Chiara, l’altra migliore amica del momento. Come da perfetto stereotipo queer, lei è stato il mio gay awakening. Per mesi io ero cottissima, fusa, in piena tempesta ormonale, pronta a sposarmi a 16 anni e diventare minore emancipata, mentre lei era allegramente inconsapevole di tutto ciò. Ed era, ovviamente, eterosessuale.

Vedevo Chiara tutti i giorni e il mio segreto iniziava a schiacciarmi.

«Chi se ne frega se non le piaccio» avevo pensato a metà giugno «Lo deve sapere!».

Non sapevo neanche bene cosa dirle, in realtà. Le ragazze mi piacevano, su tutto il resto non avevo alcuna certezza, ma per la mia ansia non c’era tempo di approfondire la questione, Chiara era la mia migliore amica e dunque andava informata. Avevo provato a farglielo capire in tutti i modi, sperando che fosse lei a chiedermelo, ma tanto Noah era perspicace quanto Chiara era scema, quindi il coming out classico era l’unica strada da percorrere.

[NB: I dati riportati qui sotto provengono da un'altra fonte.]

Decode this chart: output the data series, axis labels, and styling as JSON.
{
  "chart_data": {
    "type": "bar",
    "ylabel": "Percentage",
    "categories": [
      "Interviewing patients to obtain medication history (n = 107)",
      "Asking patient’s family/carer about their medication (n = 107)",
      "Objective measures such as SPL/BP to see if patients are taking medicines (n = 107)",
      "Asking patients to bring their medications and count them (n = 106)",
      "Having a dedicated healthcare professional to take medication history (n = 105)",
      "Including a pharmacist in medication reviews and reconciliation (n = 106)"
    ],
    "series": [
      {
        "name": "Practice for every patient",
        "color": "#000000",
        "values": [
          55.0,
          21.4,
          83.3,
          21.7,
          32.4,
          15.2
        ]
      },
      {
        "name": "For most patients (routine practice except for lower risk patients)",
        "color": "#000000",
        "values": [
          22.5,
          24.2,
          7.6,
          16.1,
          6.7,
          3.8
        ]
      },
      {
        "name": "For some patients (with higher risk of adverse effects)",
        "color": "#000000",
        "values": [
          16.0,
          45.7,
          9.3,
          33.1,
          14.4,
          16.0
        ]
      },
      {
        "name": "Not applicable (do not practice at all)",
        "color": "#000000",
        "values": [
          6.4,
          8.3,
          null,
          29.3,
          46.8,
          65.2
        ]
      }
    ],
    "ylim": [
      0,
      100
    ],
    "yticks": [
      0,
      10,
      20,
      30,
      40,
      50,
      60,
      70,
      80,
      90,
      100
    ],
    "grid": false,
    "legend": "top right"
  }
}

Quasi a dirmi che il momento era arrivato, mi ritrovavo spesso da sola con lei, rimandando il discorso alla volta seguente, finché a un certo punto, durante un sabato sera passato sui frangiflutti a guardare il mare, il mio cervello deve aver definitivamente ceduto alla pressione, facendomi parlare senza che io me ne rendessi conto.

«Chiara, ti devo parlare. A me piacciono le donne. In particolare mi piaci tu. Lo so che io non ti piaccio, ma volevo dirtelo lo stesso».

Non sapevo bene cosa aspettarmi dalla sua reazione, ma mentre io ero paralizzata e non credevo alle mie stesse parole lei era rimasta in silenzio, e iniziavo a notare un’ombra di dubbio sul suo volto.

«È una cosa che ti dà fastidio?»

«No, guarda, lo so che sono cose normali» e dopo un attimo di silenzio ha aggiunto «Ma ti piacciono le donne nel senso che sei proprio lesbica o ti piaccio io e basta?».

E la tensione ha definitivamente lasciato il mio corpo, mi sono messa a ridere e a dire «Chiara, sono lesbica, ma che hai capito?».

A ripensarci ora, il suo non aver capito subito è stato quasi profetico. Dopo quella volta ho sperimentato definizioni diverse, ho fatto decine di coming out rettificando ogni volta quello precedente, per poi lasciare la definizione del mio orientamento sessuale aperta, dicendomi che se qualcunə dovesse trovare un’etichetta convincente va benissimo, farò un nuovo coming out.

A modo suo, Chiara, la persona meno perspicace del mondo, aveva già capito tutto.